En relación a estas cuatro estrategias, y en verdad respecto de cualquier política de desarrollo rural, se plantea la diversificación como medio y como meta, y debería añadirse también, es nuestra propuesta, una gestión propositiva de la diversidad. Así, una polinización cruzada suele ser fundamento de una mayor creatividad (Rauch 1993) e induce situaciones en las que prima la cohesión y el bienestar, a partir de la fortaleza de los vínculos entre personas que se reconocen y cooperan porque valoran a los diferentes (Granovetter 1973). Sin embargo, las lecturas más habituales suelen quedarse en su acepción meramente funcional y urbana, que, siendo muy relevante, no tienen en cuenta otras “diversidades” culturales, etarias, étnicas, afectivas, etc. que desencadenan dinámicas importantes, habitualmente hibridadas con las que generan una mayor competitividad y que en pequeñas poblaciones cristalizan en un cosmopolitismo peculiar.
En este artículo se reflexiona sobre cómo la diversidad del mundo rural contribuye a esas cuatro líneas antes citadas ‒fortaleza, integración, resiliencia y dinamismo‒ pero introduciéndonos por sus significados más humanistas, para ser más audaces y que se hable de relaciones y compromisos más que de funciones y sinergias, de comunidades antes que de unidades administrativas, y de felicidad como algo que metaboliza la eficiencia y la dota de mayor profundidad, especialmente, en las pequeñas poblaciones rurales.

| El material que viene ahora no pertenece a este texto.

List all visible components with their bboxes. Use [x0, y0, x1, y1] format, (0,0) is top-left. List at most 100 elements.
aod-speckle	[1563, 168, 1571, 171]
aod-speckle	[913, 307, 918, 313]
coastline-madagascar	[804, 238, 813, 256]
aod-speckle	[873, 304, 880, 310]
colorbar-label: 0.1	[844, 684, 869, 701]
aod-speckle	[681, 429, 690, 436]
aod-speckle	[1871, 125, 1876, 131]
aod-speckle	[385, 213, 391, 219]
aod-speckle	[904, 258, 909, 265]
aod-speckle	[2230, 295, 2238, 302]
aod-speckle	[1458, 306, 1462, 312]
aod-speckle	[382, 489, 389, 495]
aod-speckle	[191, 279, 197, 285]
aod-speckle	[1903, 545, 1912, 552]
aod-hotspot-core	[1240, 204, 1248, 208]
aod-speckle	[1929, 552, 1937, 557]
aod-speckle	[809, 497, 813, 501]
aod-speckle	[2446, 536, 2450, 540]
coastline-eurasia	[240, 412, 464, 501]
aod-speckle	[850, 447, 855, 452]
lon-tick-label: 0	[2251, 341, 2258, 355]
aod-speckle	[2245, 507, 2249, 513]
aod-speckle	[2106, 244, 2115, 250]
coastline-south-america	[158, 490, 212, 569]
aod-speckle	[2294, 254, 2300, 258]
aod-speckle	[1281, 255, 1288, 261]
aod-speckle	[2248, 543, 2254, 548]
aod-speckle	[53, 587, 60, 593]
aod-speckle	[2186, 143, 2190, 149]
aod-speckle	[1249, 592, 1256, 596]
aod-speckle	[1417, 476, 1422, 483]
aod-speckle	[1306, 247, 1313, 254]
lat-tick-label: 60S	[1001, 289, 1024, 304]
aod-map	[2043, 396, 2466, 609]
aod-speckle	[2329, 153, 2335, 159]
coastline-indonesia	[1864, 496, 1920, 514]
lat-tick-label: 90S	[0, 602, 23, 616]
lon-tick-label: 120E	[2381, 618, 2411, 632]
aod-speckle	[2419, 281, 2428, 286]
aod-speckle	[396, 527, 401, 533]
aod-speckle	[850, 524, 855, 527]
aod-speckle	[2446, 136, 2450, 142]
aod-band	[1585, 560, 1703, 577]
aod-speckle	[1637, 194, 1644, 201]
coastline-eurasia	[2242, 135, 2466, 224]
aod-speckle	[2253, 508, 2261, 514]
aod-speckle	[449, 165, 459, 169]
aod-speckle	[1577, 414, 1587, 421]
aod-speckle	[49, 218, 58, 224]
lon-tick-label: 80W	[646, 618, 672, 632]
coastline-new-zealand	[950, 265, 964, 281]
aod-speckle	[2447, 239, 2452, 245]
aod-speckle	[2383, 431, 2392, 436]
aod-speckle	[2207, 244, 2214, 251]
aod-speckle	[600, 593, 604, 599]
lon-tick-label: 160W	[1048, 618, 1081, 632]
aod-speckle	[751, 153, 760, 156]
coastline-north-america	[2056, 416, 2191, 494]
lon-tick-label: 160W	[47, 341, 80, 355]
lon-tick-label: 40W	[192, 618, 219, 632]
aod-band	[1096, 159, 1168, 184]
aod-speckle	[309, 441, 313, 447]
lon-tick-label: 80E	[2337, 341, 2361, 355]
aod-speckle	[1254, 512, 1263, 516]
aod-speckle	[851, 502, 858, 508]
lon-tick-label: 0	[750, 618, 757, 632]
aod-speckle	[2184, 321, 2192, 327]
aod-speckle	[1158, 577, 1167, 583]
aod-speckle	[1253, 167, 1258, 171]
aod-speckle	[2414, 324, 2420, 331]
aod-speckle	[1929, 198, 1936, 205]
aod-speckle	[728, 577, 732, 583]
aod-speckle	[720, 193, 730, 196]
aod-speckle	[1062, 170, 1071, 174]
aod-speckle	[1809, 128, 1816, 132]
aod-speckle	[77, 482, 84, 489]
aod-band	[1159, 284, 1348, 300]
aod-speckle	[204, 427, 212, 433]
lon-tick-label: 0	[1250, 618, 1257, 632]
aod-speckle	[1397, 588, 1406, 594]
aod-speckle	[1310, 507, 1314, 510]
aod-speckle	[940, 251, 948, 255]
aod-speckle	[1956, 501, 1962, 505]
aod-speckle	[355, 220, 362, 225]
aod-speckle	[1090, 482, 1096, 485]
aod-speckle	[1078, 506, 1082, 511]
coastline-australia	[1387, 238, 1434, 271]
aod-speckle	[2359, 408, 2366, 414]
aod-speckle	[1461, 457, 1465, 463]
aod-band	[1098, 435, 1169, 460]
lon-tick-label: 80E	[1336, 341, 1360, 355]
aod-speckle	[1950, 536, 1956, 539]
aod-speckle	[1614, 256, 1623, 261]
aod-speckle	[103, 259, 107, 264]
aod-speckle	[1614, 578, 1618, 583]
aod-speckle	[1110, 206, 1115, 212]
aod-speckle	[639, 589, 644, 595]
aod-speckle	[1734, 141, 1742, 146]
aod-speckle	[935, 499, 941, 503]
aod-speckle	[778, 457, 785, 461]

Se plantea la diversificación, además de como fuente de mejores alternativas en las formas de producir y consumir regidas por los mercados y corregidas por los gobiernos, como vía para gobernar y ejercer la ciudadanía de manera más consciente y solidaria y, especialmente, para ampliar y hacer efectivas las capacidades de la sociedad civil compuesta por personas que son diversas y complejas.
Como señalan Dax y Copus (2022), es interesante debatir la conveniencia, en las analíticas y en las propuestas, de un giro desde un enfoque devoto de la eficiencia economicista asociada a la diversificación, sobre la base de la competitividad empresarial, que ejemplificaban la Estrategia de Lisboa y la trasposición aséptica del Smart Growth al ámbito rural, hacia un desarrollo de carácter más integral, en nuestro caso, inspirado en Nussbaum y Sen (1993), con sus ideas de capacidad y relevancia de las personas y sus comunidades.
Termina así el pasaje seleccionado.